”If it’s important, you’ll find a way. If it’s not, you’ll find an excuse.” Author unknown
A common and frequent part of my day job is to listen to why-not. By this I mean the time spent listening to clients explaining to me why they didn’t do the things they had committed to do at a previous session in order to change their habits.
The explanations are always sincere. The most common reason offered is, of course, a lack of time. My clients lead busy lives and time for them, as for many of us, is at a premium.
Many of my clients are parents and I always ask them to think back to the days when their children were very young, perhaps even before they could walk.
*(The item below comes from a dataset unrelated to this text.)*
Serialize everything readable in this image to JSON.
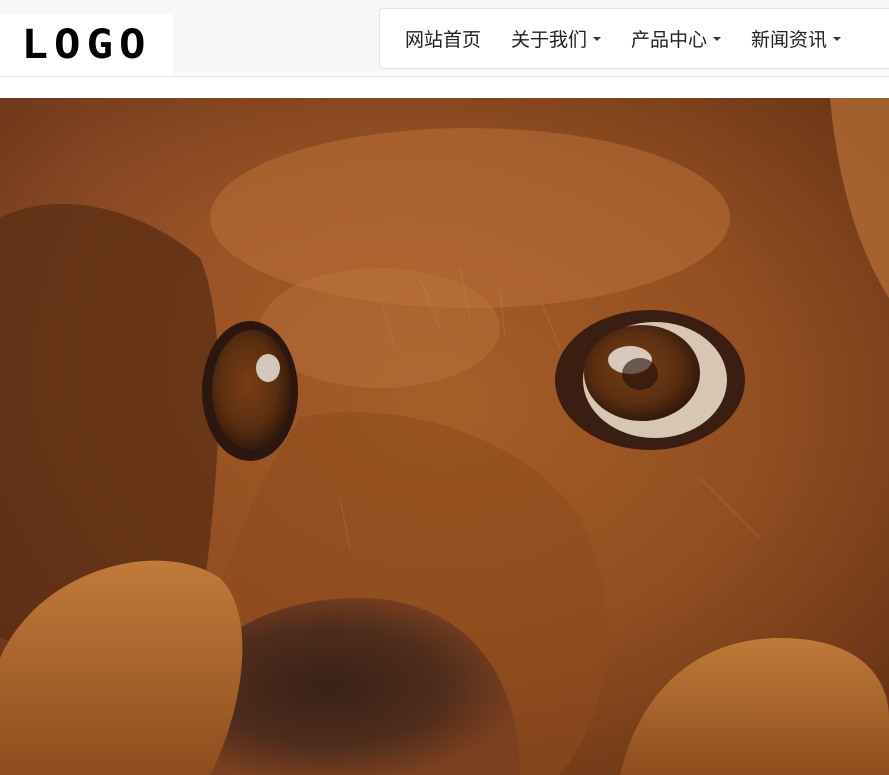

And I ask how often the children were not fed because, with all the demands being placed on them, there was just nowhere in their busy schedules to find time to feed their children.
My question, I know, is preposterous and yet the answer is always the same, never.
I ask this question not to be a smartass but rather to point out the primary reason why we so often fail to live up to the commitments we make to ourselves and others.
The reason the kids are always fed is because feeding children is of utmost importance. Nothing will ever stand in the way of a parent making time to feed their kids.
And yet the number one reason we offer for not living up to our commitments is a lack of time.
And when that excuse is not appropriate, we are extremely adept at inventing others.
I am not preaching. I am not the person who invented excuses, but I have, through much practice, perfected them. I am as guilty as my clients in committing the soul-destroying offense of creating excuses.
Making it Important
From time to time we all set goals for ourselves. These goals may well pertain to different areas of our lives, but their successful completion always requires us to stay the course until we succeed.
And yet the available data on successful completion of goals is rather disheartening, in fact, few of us successfully achieve the goals we set for ourselves. While there are many reasons that explain why we don’t, there is one that stands out above all others.
It is this: we don’t finish what we start.
We join a health club and make a strong commitment to use its facilities three times per week.
The first week is an exciting one and we eagerly attend the gym. Sometimes our enthusiasm lasts beyond this week and for several more.
And then we stop going or perhaps we go twice in one week and just once the following week before stopping completely.
What was important to us when we first started is no longer important; we humans are gifted when it comes to rationalizing as we easily form a justification for not continuing.
It may be time, workload, that niggling pain in our lower back, a headache that just won’t quit or a cat that needs to be brushed, but the moment it is no longer important to us we inevitably have a handy excuse at the ready.
And when we don’t finish what we start, we have to come back and start again, and again, and again.
Which is why The Habit of Making It Important it is not optional if we are serious about creating new results.
The Habit of Making It Important, when deeply ingrained within us, will assist greatly to keep important things important, while reducing our dependence on excuses.
The Habit of Making It Important is what insured your children were always fed. If you reconnect with it, your soul will never go hungry again.
Sounds like the best eating regimen to me.
Let’s make a habit of meeting like this.